The operating system load metric is a moving average that encompasses the system state of the past minutes. See Load and Scheduler Statistics for an in-depth discussion.

The CPU load metric is defined by the number of runnable threads. If no threads are runnable, then the CPU cores are idling. If too many threads are in a runnable state, then the system is overloaded, i.e. there is too much work. Therefore, a preferred utilization number would be 1 per core.

On the node-level the total number of threads on the system is considered and has to be compared to the number of available CPU cores. On the core-level the number of threads assigned to the respective core is considered.

CPU time

In contrast to the CPU load metric, the CPU time metric simply counts the percentage of time a CPU core was busy with executing a thread. The CPU time can be counted to time spent in user-space (counting towards the application) or kernel-space (counting towards system operations), else the CPU core is idling. Also, a busy CPU core does not necessarily work to progress the application state, but may be busy waiting in a loop for a resource.

On the node-level the metric can be defined by the sum of the core-level percentages.

Memory usage

The memory usage metric is defined by the system memory utilization. A more specific definition depends on the concrete accounting of the memory system. In general, the memory system works at the granularity of memory pages. Pages can reside in RAM or SWAP (memory space on disk) and can have different roles and states, such as resident memory or shared memory and may belong to operating system caches and buffers. See Virtual memory for details.

Node-level memory usage may account for the usage of the complete system, while job-level memory usage only counts memory belonging to a job's processes.


The Flops metric accounts for floating point operations per second (GFlops/s) executed on the CPU. The metric may account for single-precision operations, double-precision operations or the (possibly weighted) sum of both. The maximum achievable value depends on the CPU model, the clock and the type instructions used.
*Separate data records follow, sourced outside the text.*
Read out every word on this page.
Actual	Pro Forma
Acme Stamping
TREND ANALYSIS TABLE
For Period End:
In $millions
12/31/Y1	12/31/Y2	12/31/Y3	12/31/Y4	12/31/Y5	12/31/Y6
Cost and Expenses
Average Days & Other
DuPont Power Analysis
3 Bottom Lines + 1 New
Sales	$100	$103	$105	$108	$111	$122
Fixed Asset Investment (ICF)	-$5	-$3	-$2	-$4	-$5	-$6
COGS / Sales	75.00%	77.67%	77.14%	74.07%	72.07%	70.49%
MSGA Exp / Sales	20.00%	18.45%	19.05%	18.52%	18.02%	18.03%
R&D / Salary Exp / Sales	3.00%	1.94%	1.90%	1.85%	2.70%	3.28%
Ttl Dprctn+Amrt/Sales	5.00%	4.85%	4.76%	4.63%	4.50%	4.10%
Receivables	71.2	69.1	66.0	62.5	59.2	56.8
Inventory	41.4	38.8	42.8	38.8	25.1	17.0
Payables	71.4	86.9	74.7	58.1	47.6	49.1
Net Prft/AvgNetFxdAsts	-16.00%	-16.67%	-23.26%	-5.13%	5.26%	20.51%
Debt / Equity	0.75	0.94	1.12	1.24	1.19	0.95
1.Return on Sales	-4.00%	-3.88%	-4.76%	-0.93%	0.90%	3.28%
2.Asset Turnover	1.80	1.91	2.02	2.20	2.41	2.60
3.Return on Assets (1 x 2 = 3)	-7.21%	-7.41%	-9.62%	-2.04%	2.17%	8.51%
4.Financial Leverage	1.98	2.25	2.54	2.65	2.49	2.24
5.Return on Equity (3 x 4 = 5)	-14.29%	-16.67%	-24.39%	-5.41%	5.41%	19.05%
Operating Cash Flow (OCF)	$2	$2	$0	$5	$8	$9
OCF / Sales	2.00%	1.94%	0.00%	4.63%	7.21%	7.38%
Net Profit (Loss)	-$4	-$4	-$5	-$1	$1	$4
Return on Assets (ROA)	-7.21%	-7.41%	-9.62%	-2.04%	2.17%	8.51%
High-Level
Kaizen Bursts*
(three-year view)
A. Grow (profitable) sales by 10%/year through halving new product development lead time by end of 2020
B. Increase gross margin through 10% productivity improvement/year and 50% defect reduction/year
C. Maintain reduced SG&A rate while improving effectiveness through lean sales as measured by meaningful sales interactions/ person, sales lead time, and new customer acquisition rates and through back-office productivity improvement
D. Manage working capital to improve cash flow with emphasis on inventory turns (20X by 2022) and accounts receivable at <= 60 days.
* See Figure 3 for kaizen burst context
Normal applications usually can't achieve these values.

Core-level Flops account for instructions per CPU core, while node-level Flops are a sum of the core-level metric.


The clock metric is defined by the CPU clock. The CPU clocks dynamically depending on the current workload and temperature of the CPU cores. With a multi-core architecture, if a single CPU core is busy it may be clocked higher than if all CPU cores are busy in parallel.

On a node-level the metric might be the average of the core-level values.


The IPC metric is defined by the instructions per cycle executed by the CPU. Modern CPUs support concurrent execution of multiple instructions. The maximum achievable IPC depends on the number of instructions that can be issued, executed and retired per cycle and the type of instructions.


The Power metric accounts for the power usage of the measured hardware system. The power can be measured at several places, e.g. the CPU core, the CPU package, the mainboard, specific accelerator cards or the power supply of the complete system.

Memory bandwidth

The Memory bandwidth metric accounts for the transferred data between the CPU socket and the main memory or other CPU sockets. This metric does not account for all memory accesses, because ideally many memory accesses are handled by the cache hierarchy.

Network transfers

The Network transfers metric accounts for data received or transmitted over the network interfaces. The metric may count packets or amount of transferred data. A system may have multiple network interfaces, e.g. Ethernet, Infiniband or Omni-Path.

Filesystem access

The Filesystem access metric accounts for filesystem operations. The metric may count number of read or write operations or amount of read or written data. A system may have multiple filesystems, e.g. local filesystem or network filesystems such as NFS or Lustre.

Accelerator metrics

There can be a number of metrics measured for acceleration cards, such as graphics cards. The metrics may be similar to CPU metrics, such as utilization, memory usage, power usage etc.